Speaker
Description
In the onset phase of large gradual solar energetic particle (SEP) events, the first particles of a given rigidity to arrive at Earth are accelerated in the low corona, focused into a narrow cone of pitch angles by the diverging magnetic field, and transported from near the Sun to 1 AU with minimal scattering. The effects of focused transport on the evolution of the beam-like SEPs are investigated analytically. The model assumes for simplicity constant focusing length and constant pitch angle diffusion coefficient for SEPs at small pitch angles. Cross-field transport is neglected. The analytical approximation provides a reasonable representation of the spatial and pitch angle distribution of the beam-like SEPs. Assuming an instantaneous injection of SEPs near the Sun, the model naturally reproduces several features of the SEP onset profiles observed at 1AU including the spike-like time-intensity profiles with rapid rising and declining edges, the highly anisotropic nature characterized by a Gaussian pitch-angle distribution with a width that increases with time, and the similar shape but dispersed onset times of the time-intensity profiles due to the late arrival of SEPs of lower rigidities.

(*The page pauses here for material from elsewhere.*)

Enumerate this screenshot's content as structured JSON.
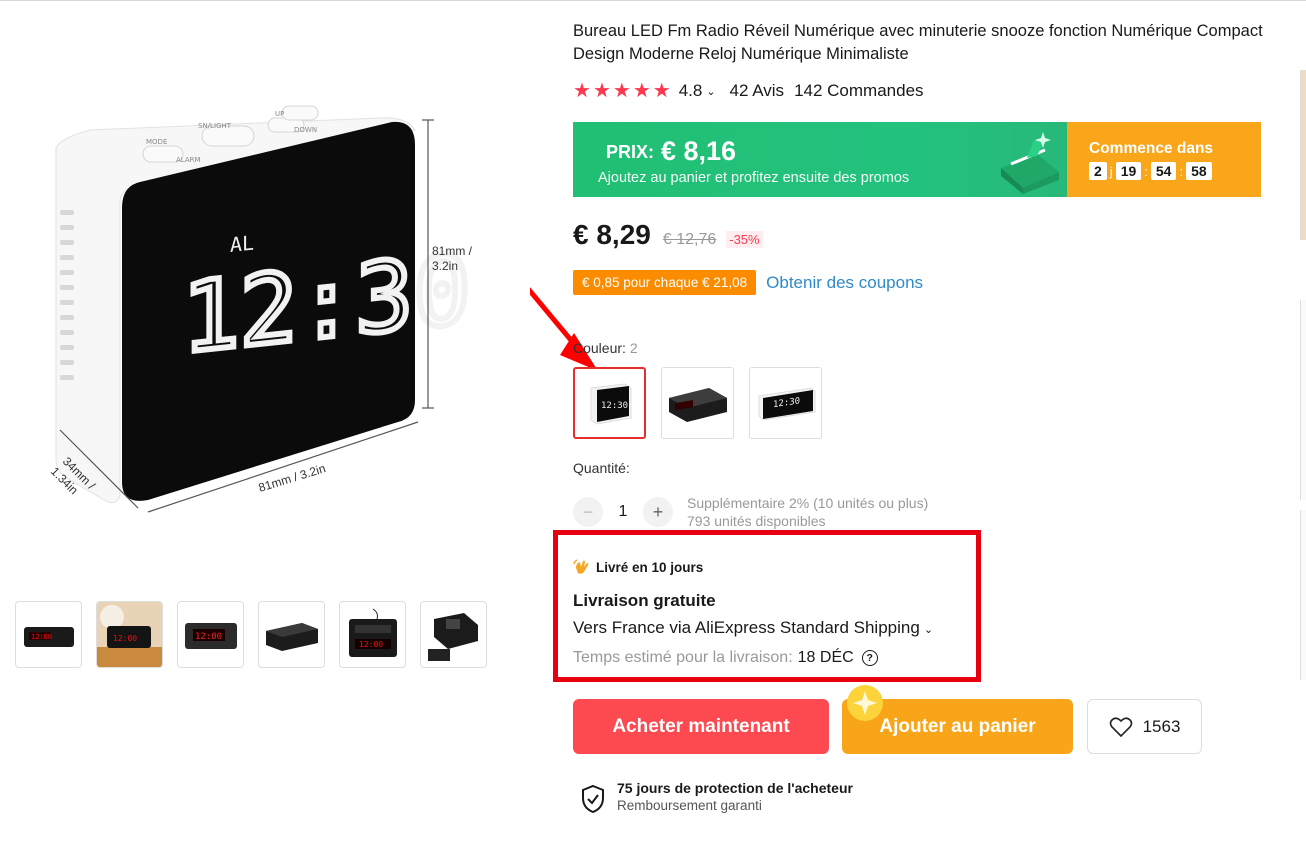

The dependence of some observable features on the magnetic path length (Lp) between SEP injection and observation is examined analytically. The model predicts a peak intensity in the anisotropic phase with a rise-time (Tr) from event onset that approximately satisfies Tr~Lp^(-2) and a width (Epsilon) of the Gaussian pitch-angle distribution at the peak that approximately satisfies Epsilon~Lp^(-1/2). Assuming that the SEPs that are observed after the beam-like structure in a large SEP event are nearly isotropic and governed by diffusive transport in interplanetary space, we perform an illustrative calculation to demonstrate the possible origin of the isotropic phase following the anisotropic onset as a natural result of interplanetary transport of SEPs.